Utilitaire Curiosities: How We Light Up the Night
In order to officially complete the Utilitaire 12, at least two rides must be completed in the dark and thus, require lights.
What do people use to ride in the dark? Some people, not part of this challenge, use nothing. Boo. Bike ninjas are all over. At least, I think they are. I have a hard time picking their silhouettes out of the darkness.
Most people who commute and utilitaire, however, end up adopting some type of front and rear lighting system to get them through dark times. Literally dark, I mean.
I have a front lighting around-town system with which I am quite satisfied. Prior to my current setup, I used an older Nite Rider MiNewt X2, a bright front LED light with a rechargeable battery. I liked this light, except:
- The cord had some issues which eventually caused some of the wires to become exposed and I ended up covering them with electrical tape; and
- One day it stopped working, never to work again. It gave me three good years of service, though, so I can’t complain too much.
In the interim, Felkerino loaned me a rechargeable Ixon IQ from the Dining Room Bike Shop. We use the Ixons a fair amount on brevets. That light was bright and worked well, except it took a little effort to remove the attachment system from one bike to another.
Fortunately, I did not wait long for a new light. Soon after the death of the MiNewt, I won a Light ‘n Motion Urban 180 Commuter that is my go-to, go-anywhere light. This light is fantastic because:
- I won it.
- It easily attaches to any of my bikes. It’s also easily removeable.
- The light does not have a separate battery pack and recharges via a USB port. This makes it easy to charge either at home or at the office.
- The run time of this light is several hours, supposedly up to eight on the lowest setting, which is still decently bright. I haven’t tested it over an eight hour ride in darkness, but it has lasted several hours in the dark, which is all I need from this light.
Neither Felkerino nor I have any hub generator lights. People love their generator lights, but we’ve found that, since we are jostling multiple bikes for multiple purposes, the portable rechargeable battery lights work well for us.
As for rear lights, I haven’t found a perfect system. I like to use two rear tail lights when riding at night, but many of the lights I’ve used have not been bright enough. I found an easily attachable runner’s light, but it doesn’t hold its charge well and the brightness of the light fades quickly.
I have a couple of older Cateye rear lights that serve both as a light and reflector, but I realized that the light they cast is rather dim.
On my Quickbeam’s Tubus rack, I’ve attached a German-made Spanninga rear light.
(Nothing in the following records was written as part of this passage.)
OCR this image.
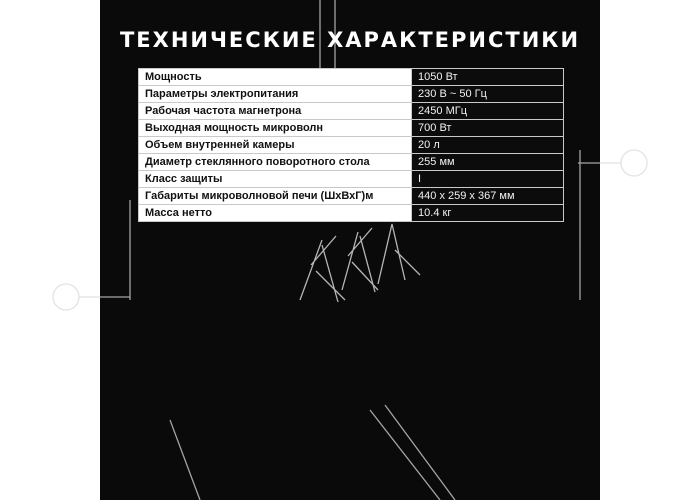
ТЕХНИЧЕСКИЕ ХАРАКТЕРИСТИКИ
Мощность	1050 Вт
Параметры электропитания	230 В ~ 50 Гц
Рабочая частота магнетрона	2450 МГц
Выходная мощность микроволн	700 Вт
Объем внутренней камеры	20 л
Диаметр стеклянного поворотного стола	255 мм
Класс защиты	I
Габариты микроволновой печи (ШхВхГ)м	440 x 259 x 367 мм
Масса нетто	10.4 кг
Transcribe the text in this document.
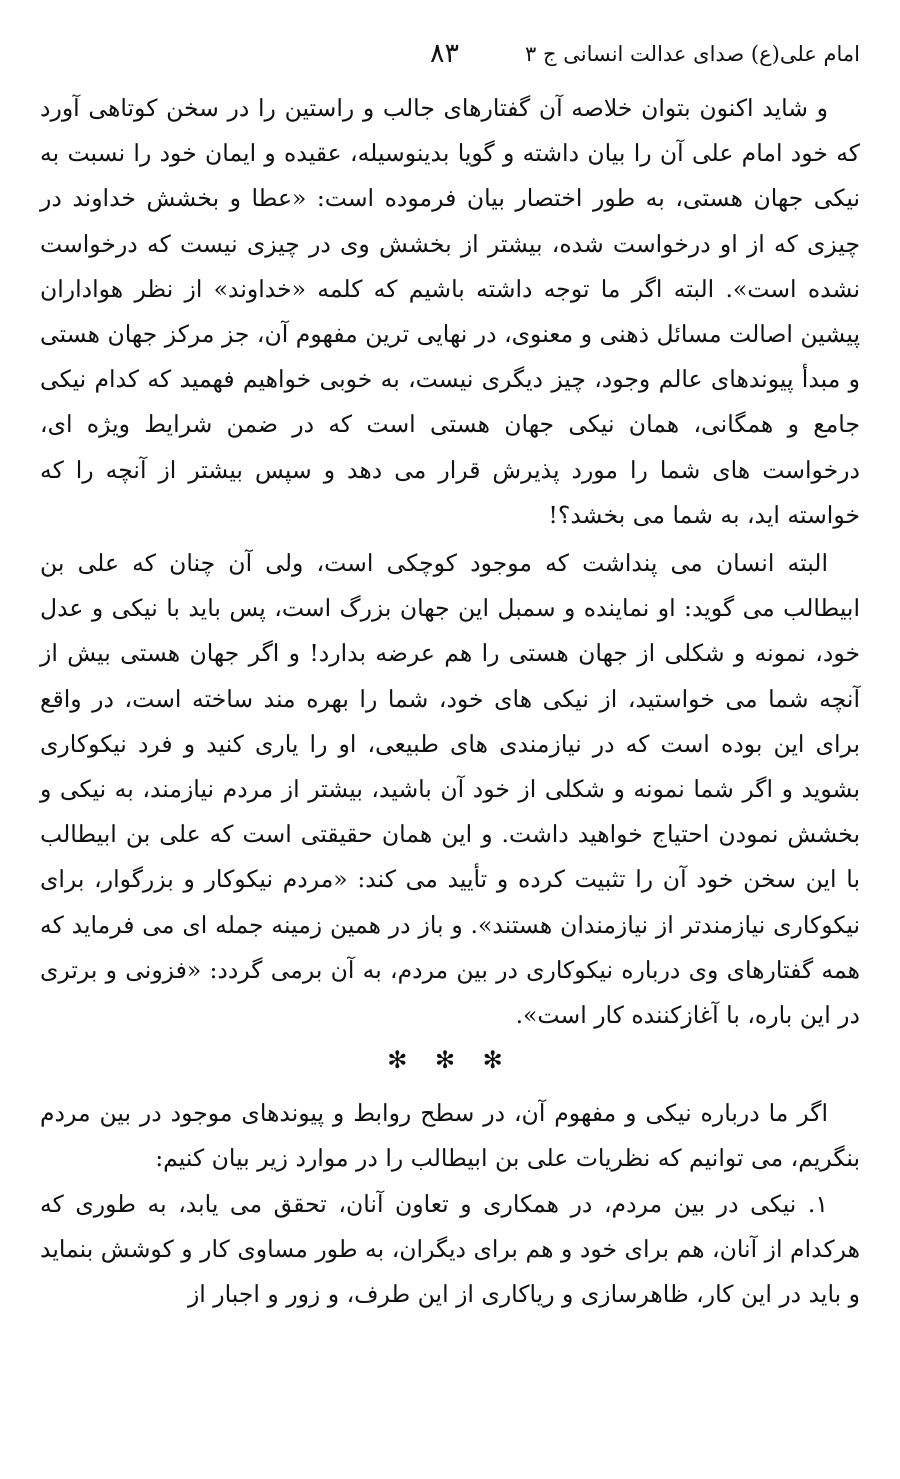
امام علی(ع) صدای عدالت انسانی ج ۳
۸۳

و شاید اکنون بتوان خلاصه آن گفتارهای جالب و راستین را در سخن کوتاهی آورد که خود امام علی آن را بیان داشته و گویا بدینوسیله، عقیده و ایمان خود را نسبت به نیکی جهان هستی، به طور اختصار بیان فرموده است: «عطا و بخشش خداوند در چیزی که از او درخواست شده، بیشتر از بخشش وی در چیزی نیست که درخواست نشده است». البته اگر ما توجه داشته باشیم که کلمه «خداوند» از نظر هواداران پیشین اصالت مسائل ذهنی و معنوی، در نهایی ترین مفهوم آن، جز مرکز جهان هستی و مبدأ پیوندهای عالم وجود، چیز دیگری نیست، به خوبی خواهیم فهمید که کدام نیکی جامع و همگانی، همان نیکی جهان هستی است که در ضمن شرایط ویژه ای، درخواست های شما را مورد پذیرش قرار می دهد و سپس بیشتر از آنچه را که خواسته اید، به شما می بخشد؟!

البته انسان می پنداشت که موجود کوچکی است، ولی آن چنان که علی بن ابیطالب می گوید: او نماینده و سمبل این جهان بزرگ است، پس باید با نیکی و عدل خود، نمونه و شکلی از جهان هستی را هم عرضه بدارد! و اگر جهان هستی بیش از آنچه شما می خواستید، از نیکی های خود، شما را بهره مند ساخته است، در واقع برای این بوده است که در نیازمندی های طبیعی، او را یاری کنید و فرد نیکوکاری بشوید و اگر شما نمونه و شکلی از خود آن باشید، بیشتر از مردم نیازمند، به نیکی و بخشش نمودن احتیاج خواهید داشت. و این همان حقیقتی است که علی بن ابیطالب با این سخن خود آن را تثبیت کرده و تأیید می کند: «مردم نیکوکار و بزرگوار، برای نیکوکاری نیازمندتر از نیازمندان هستند». و باز در همین زمینه جمله ای می فرماید که همه گفتارهای وی درباره نیکوکاری در بین مردم، به آن برمی گردد: «فزونی و برتری در این باره، با آغازکننده کار است».

✻ ✻ ✻

اگر ما درباره نیکی و مفهوم آن، در سطح روابط و پیوندهای موجود در بین مردم بنگریم، می توانیم که نظریات علی بن ابیطالب را در موارد زیر بیان کنیم:

۱. نیکی در بین مردم، در همکاری و تعاون آنان، تحقق می یابد، به طوری که هرکدام از آنان، هم برای خود و هم برای دیگران، به طور مساوی کار و کوشش بنماید و باید در این کار، ظاهرسازی و ریاکاری از این طرف، و زور و اجبار از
This light is awesome and I’m totally satisfied with the brightness of it, but it does not move easily from bike to bike.
I probably should just bite the bullet and purchase another Spanninga, but I’d like to find a light that is bright, hold its charge well, and moves easily (via clip or something) from one bike to another. Also, things like lights fall into the “not much fun to buy” category of bicycle gear. I prefer to take from what’s in stock in the Dining Room Bike Shop.
This year, I finally got serious about wearing reflective gear when I commute. I realized through watching other runners and cyclists at night on the trail, that those who wore some kind of reflective wear in addition to lights were a ton more visible than those who only used lights. I figured, the brighter the better and, even if I look nerdy in my vest, at least I have a better chance of showing up in drivers’ headlights.
My current reflectivewear of choice for commuting is a bright orange fabric vest with two big reflective horizontal stripes. Felkerino picked it up for me when he went to PBP in 2007.
The vest closes in front with two smallish velcro patches, making it easy on and easy off. It also stows easily in my Carradice.
My backup system is the RUSA reflective sash. I feel a bit like a crossing guard when I wear it, but it’s easy to thrown on and takes up very little space in my bag or pannier.
I do not think the sash is as bright as the orange vest, but I like using the sash in the summertime because the vest can get a little warm, even though it is not a heavy fabric. I’m still searching for a better or brighter summer reflectivewear solution. I think I may have one, but I haven’t tested it yet, as it is not yet summer (ha ha!).
What’s in your nighttime arsenal? I want to hear about it.